How to think like a data scientist

Adrian Cypcar
AzimoLabs
Published in
6 min readDec 17, 2019

So, you want to do interesting things with data? That’s great, good choice. But before you run off and start building a machine learning model, there are some things you should know.

This article is about how to think like a data scientist. Practical skills are all very well, but if your thinking isn’t coherent, you will fall into a predictable set of very human traps. Your end product, even if it looks cool in a presentation, won’t be much use to anyone.

Thinking like a data scientist can help anybody at a data-driven company, whether you work in marketing, product development or finance. So, if you want to harness the power of data and avoid the mistakes that your peers are making, read on.

Critical thinking

To make the most of data, you need to master critical thinking. Critical thinking is the ability to analyse information and draw reasoned conclusions that lead to the best possible outcome.

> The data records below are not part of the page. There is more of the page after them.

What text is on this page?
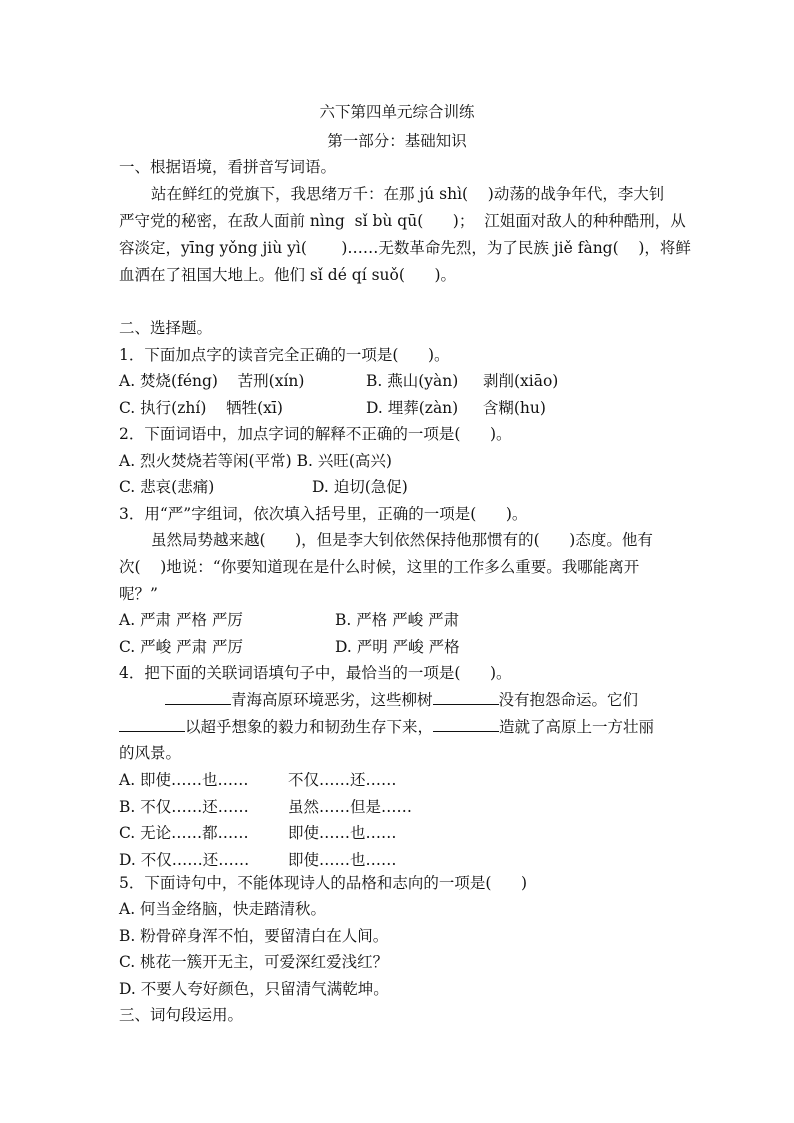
六下第四单元综合训练
第一部分：基础知识
一、根据语境，看拼音写词语。
站在鲜红的党旗下，我思绪万千：在那 jú shì(    )动荡的战争年代，李大钊
严守党的秘密，在敌人面前 nìng  sǐ bù qū(      )；  江姐面对敌人的种种酷刑，从
容淡定，yīng yǒng jiù yì(       )……无数革命先烈，为了民族 jiě fàng(    )，将鲜
血洒在了祖国大地上。他们 sǐ dé qí suǒ(      )。
二、选择题。
1．下面加点字的读音完全正确的一项是(      )。
A. 焚烧(féng)    苦刑(xín)	B. 燕山(yàn)     剥削(xiāo)
C. 执行(zhí)    牺牲(xī)	D. 埋葬(zàn)     含糊(hu)
2．下面词语中，加点字词的解释不正确的一项是(      )。
A. 烈火焚烧若等闲(平常) B. 兴旺(高兴)
C. 悲哀(悲痛)	D. 迫切(急促)
3．用“严”字组词，依次填入括号里，正确的一项是(      )。
虽然局势越来越(      )，但是李大钊依然保持他那惯有的(      )态度。他有
次(    )地说：“你要知道现在是什么时候，这里的工作多么重要。我哪能离开
呢？”
A. 严肃 严格 严厉	B. 严格 严峻 严肃
C. 严峻 严肃 严厉	D. 严明 严峻 严格
4．把下面的关联词语填句子中，最恰当的一项是(      )。
青海高原环境恶劣，这些柳树	没有抱怨命运。它们
以超乎想象的毅力和韧劲生存下来，	造就了高原上一方壮丽
的风景。
A. 即使……也……	不仅……还……
B. 不仅……还……	虽然……但是……
C. 无论……都……	即使……也……
D. 不仅……还……	即使……也……
5．下面诗句中，不能体现诗人的品格和志向的一项是(      )
A. 何当金络脑，快走踏清秋。
B. 粉骨碎身浑不怕，要留清白在人间。
C. 桃花一簇开无主，可爱深红爱浅红？
D. 不要人夸好颜色，只留清气满乾坤。
三、词句段运用。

In order to do this, we need to gather and evaluate information from as many different sources as we reasonably can. But we shouldn’t just absorb this information and assume that we are now smarter and better able to solve the problem. A good memory alone doesn’t make you smart.

Critical thinking is about creating connections between the dots. A good critical thinker can deduce consequences from pieces of information. They question ideas, assumptions and opinions rather than accepting them at face value. They identify and solve problems systematically by analysing facts rather than relying on intuition.

Critical thinkers use more than intuition

In summary, critical thinkers:

  • Understand the logical connections between ideas.
  • Identify, construct and evaluate arguments.
  • Detect inconsistencies and common mistakes in reasoning.
  • Solve problems systematically.
  • Identify the relevance and importance of ideas.
  • Reflect on the justification of their beliefs and values.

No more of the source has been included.